4) Dependências de eventos: espaçamento e estrutura
O topo/fundo duplo utiliza dependências de layout:
- Distância entre as duas âncoras (em tempo)
- Profundidade/altura da seção intermediária (em relação às âncoras)
- Estrutura circundante (por exemplo, se o mercado está em tendência forte em direção ao padrão)
5) Premissas de cálculo (exemplo que você pode reproduzir)
Suponha que você analise um período de tempo escolhido e defina estas regras de medição:
- Você exige duas máximas cuja diferença esteja dentro de uma tolerância de sua escolha (escolha uma tolerância percentual fixa).
- Você define o nível de referência intermediário como o preço extremo entre essas duas máximas.
- Você exige que ambas as máximas ocorram dentro de um número escolhido de barras (janela de tempo).
Então, suas “entradas” são simplesmente: a série OHLC, o período de tempo, a tolerância e a janela de contagem de barras.
Limitações e riscos: por que os resultados podem falhar ou diferir
Uma limitação fundamental é que o topo/fundo duplo é uma estrutura de reconhecimento de padrões, não um método de detecção garantido.
Os modos de falha materiais incluem:
- Ambiguidade nas âncoras: regras diferentes podem selecionar máximas/mínimas diferentes, produzindo “padrões” diferentes.
- Janelas de tempo inconsistentes: esticar a janela pode mesclar movimentos não relacionados; encurtá-la pode dividir um movimento em dois.
- Simetria ou estrutura fraca: se as duas âncoras diferirem materialmente, o padrão pode não corresponder à sua definição, mesmo que pareça semelhante visualmente.
- Estrutura de mercado contraditória: máximas/mínimas próximas podem redefinir a estrutura local e tornar o nível intermediário escolhido enganoso.

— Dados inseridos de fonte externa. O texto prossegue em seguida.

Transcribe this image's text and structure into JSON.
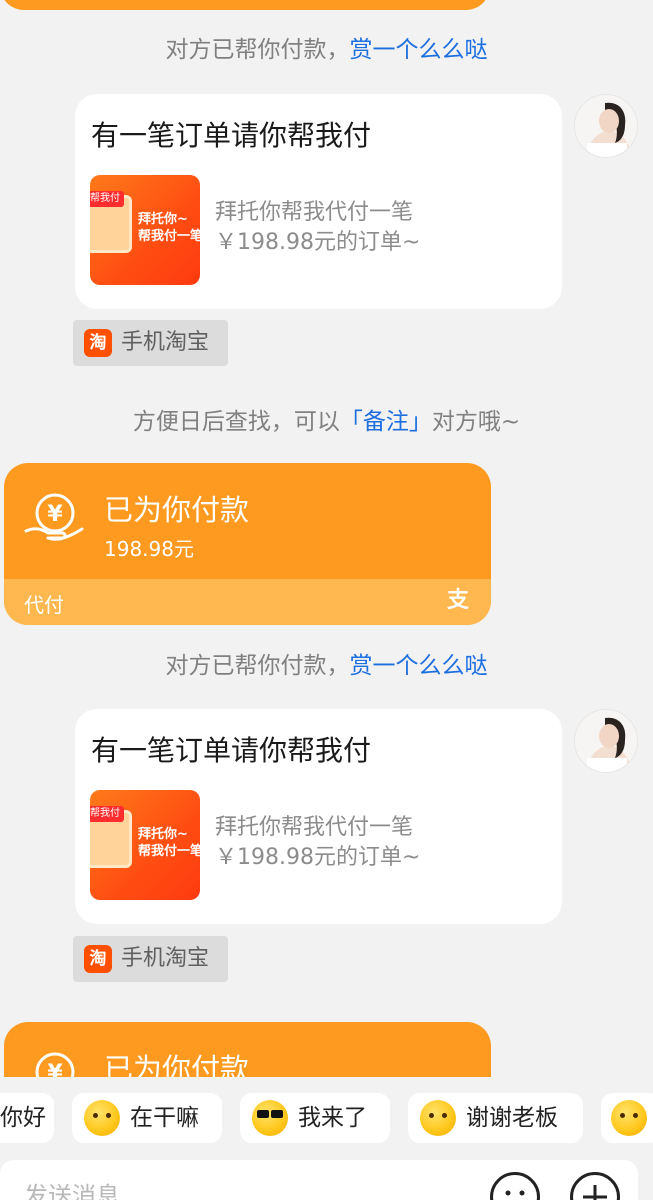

Os resultados variam com as condições de mercado, custos, detalhes de execução e fatores jurisdicionais, portanto, a similaridade histórica não estabelece resultados futuros.
Verificação: como verificar as entradas de forma independente
Para verificar quais “entradas” o Topo Duplo e Fundo Duplo utiliza, você pode fazer uma verificação de medição controlada:
- Anote suas definições exatas: período de tempo, regra de seleção de âncora, tolerância de similaridade e definição de referência intermediária.
- Re-meça nos mesmos dados históricos com essas regras e confirme se você sempre identifica as mesmas duas âncoras e o nível intermediário.
- Compare entre períodos de tempo para ver se o padrão é estável sob suas entradas.